No longer will our words leave a trail of discouragement, destruction, and division. Rather, they will be words of love, truth, grace, hope, faith, forgiveness, and peace, producing a harvest of righteousness. (181-182)

It took me an inordinate amount of time to read this book. If you track my progress via my bookstack on the sidebar, you’ve seen this title rest there for months. This isn't because the book is that long (245 pages), or that difficult to wade through, but rather because I didn’t like reading it. At least, not to begin with. But for all that, it is one of the best books I have read in a long time. Those things are both true for the same reasons. With the conviction that would tempt me to turn away, God through His Word and the redemptive words of the author also brings the comfort that should draw me to Him. There is a war of words going on in my own heart, but now, having read Paul David Tripp’s book, I am better equipped to fight this war with the Spirit, rather than against Him (Galatians 5:16-17), by His grace and for His glory.

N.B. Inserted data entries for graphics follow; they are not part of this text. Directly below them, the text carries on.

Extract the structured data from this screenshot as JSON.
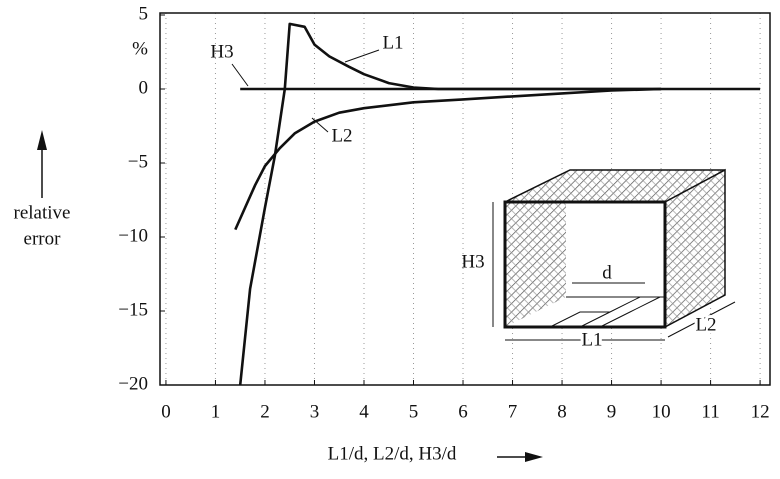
{
  "chart_data": {
    "type": "line",
    "y_unit": "%",
    "y_label": [
      "relative",
      "error"
    ],
    "x_label": "L1/d, L2/d,  H3/d",
    "xlim": [
      -0.12,
      12.2
    ],
    "xticks": [
      0,
      1,
      2,
      3,
      4,
      5,
      6,
      7,
      8,
      9,
      10,
      11,
      12
    ],
    "ylim": [
      -20,
      5
    ],
    "yticks": [
      {
        "value": -20,
        "label": "−20"
      },
      {
        "value": -15,
        "label": "−15"
      },
      {
        "value": -10,
        "label": "−10"
      },
      {
        "value": -5,
        "label": "−5"
      },
      0,
      5
    ],
    "grid": true,
    "series": [
      {
        "name": "L1",
        "color": "#111111",
        "x": [
          1.5,
          1.7,
          2.0,
          2.2,
          2.4,
          2.5,
          2.8,
          3.0,
          3.3,
          3.7,
          4.0,
          4.5,
          5.0,
          5.5,
          10.0
        ],
        "values": [
          -20,
          -13.5,
          -8,
          -4.5,
          0,
          4.4,
          4.2,
          3,
          2.2,
          1.5,
          1,
          0.4,
          0.1,
          0,
          0
        ]
      },
      {
        "name": "L2",
        "color": "#111111",
        "x": [
          1.4,
          1.6,
          1.8,
          2.0,
          2.3,
          2.6,
          3.0,
          3.5,
          4.0,
          5.0,
          6.0,
          7.0,
          8.0,
          9.0,
          10.0
        ],
        "values": [
          -9.5,
          -8,
          -6.5,
          -5.2,
          -4,
          -3,
          -2.2,
          -1.6,
          -1.3,
          -0.9,
          -0.7,
          -0.5,
          -0.3,
          -0.1,
          0
        ]
      },
      {
        "name": "H3",
        "color": "#111111",
        "x": [
          1.5,
          12.0
        ],
        "values": [
          0,
          0
        ]
      }
    ],
    "inset": {
      "h3": "H3",
      "d": "d",
      "l1": "L1",
      "l2": "L2"
    }
  }
}
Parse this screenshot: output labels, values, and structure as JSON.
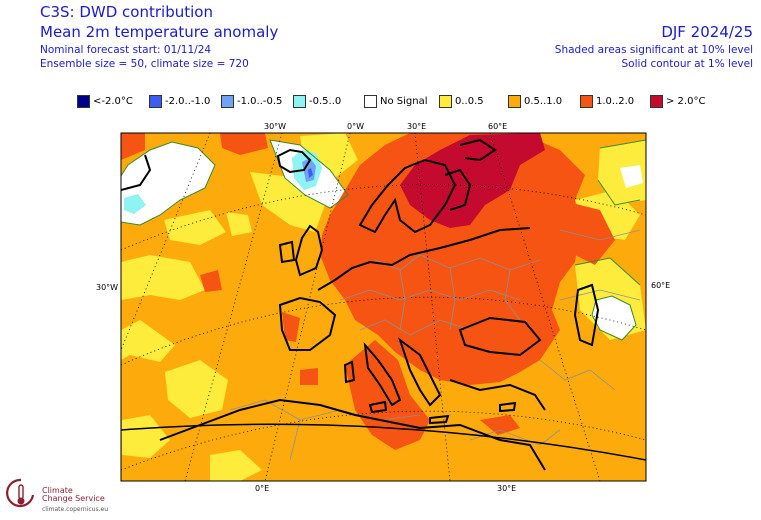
{
  "header": {
    "title": "C3S: DWD contribution",
    "subtitle": "Mean 2m temperature anomaly",
    "forecast_start": "Nominal forecast start: 01/11/24",
    "ensemble": "Ensemble size = 50, climate size = 720",
    "season": "DJF 2024/25",
    "significance_shaded": "Shaded areas significant at 10% level",
    "significance_contour": "Solid contour at 1% level"
  },
  "legend": [
    {
      "label": "<-2.0°C",
      "color": "#00008b"
    },
    {
      "label": "-2.0..-1.0",
      "color": "#3d5df2"
    },
    {
      "label": "-1.0..-0.5",
      "color": "#6fa4f5"
    },
    {
      "label": "-0.5..0",
      "color": "#8ff3f3"
    },
    {
      "label": "No Signal",
      "color": "#ffffff"
    },
    {
      "label": "0..0.5",
      "color": "#fdec3b"
    },
    {
      "label": "0.5..1.0",
      "color": "#fdab0c"
    },
    {
      "label": "1.0..2.0",
      "color": "#f55413"
    },
    {
      "label": "> 2.0°C",
      "color": "#c40a2e"
    }
  ],
  "map_labels": {
    "top": [
      "30°W",
      "0°W",
      "30°E",
      "60°E"
    ],
    "left": "30°W",
    "right": "60°E",
    "bottom": [
      "0°E",
      "30°E"
    ]
  },
  "logo": {
    "name_line1": "Climate",
    "name_line2": "Change Service",
    "url": "climate.copernicus.eu"
  }
}
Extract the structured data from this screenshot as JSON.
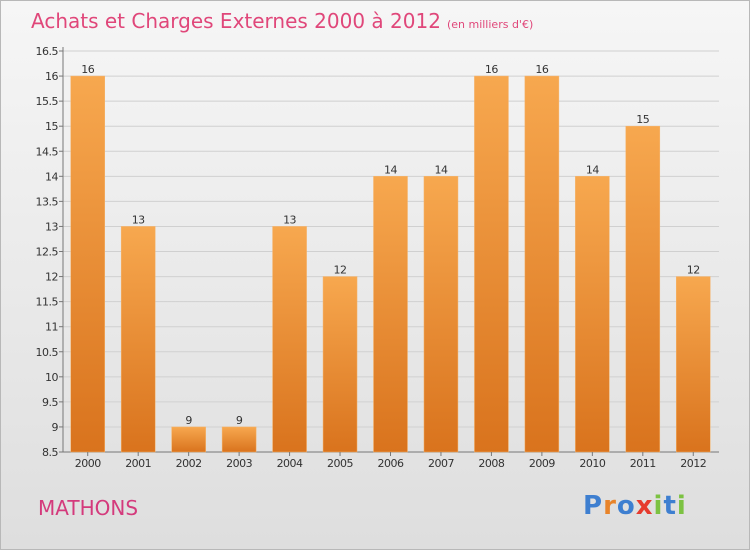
{
  "title": "Achats et Charges Externes 2000 à 2012",
  "unit": "(en milliers d'€)",
  "commune": "MATHONS",
  "logo": {
    "text": "Proxiti"
  },
  "colors": {
    "bar_light": "#f7a84f",
    "bar_dark": "#d9731d",
    "title": "#e0477a",
    "commune": "#d43a7c",
    "grid": "#d0d0d0",
    "logo_letters": [
      "#3e7fd0",
      "#e8842a",
      "#3e7fd0",
      "#e63b2e",
      "#7cc242",
      "#3e7fd0",
      "#7cc242"
    ]
  },
  "chart_data": {
    "type": "bar",
    "title": "Achats et Charges Externes 2000 à 2012",
    "xlabel": "",
    "ylabel": "",
    "categories": [
      "2000",
      "2001",
      "2002",
      "2003",
      "2004",
      "2005",
      "2006",
      "2007",
      "2008",
      "2009",
      "2010",
      "2011",
      "2012"
    ],
    "values": [
      16,
      13,
      9,
      9,
      13,
      12,
      14,
      14,
      16,
      16,
      14,
      15,
      12
    ],
    "ylim": [
      8.5,
      16.5
    ],
    "yticks": [
      "8.5",
      "9",
      "9.5",
      "10",
      "10.5",
      "11",
      "11.5",
      "12",
      "12.5",
      "13",
      "13.5",
      "14",
      "14.5",
      "15",
      "15.5",
      "16",
      "16.5"
    ],
    "grid": true,
    "data_labels": true
  }
}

See my full review and others at ( )
1 vota vg2001 | Sep 5, 2007 |
I came to "War of Words" expecting a treatise on how to communicate more effectively. What I found was a profound, heartfelt exposition that dug down to the very roots of the sins and attitudes that effect our words. The author sincere, accurate, convincing, and convicting.

This book needs to be read by couples, pastors, counselors, missionaries--indeed in all believers who are remotely interested in "godly communication". It is certainly a resource I will refer to again and again.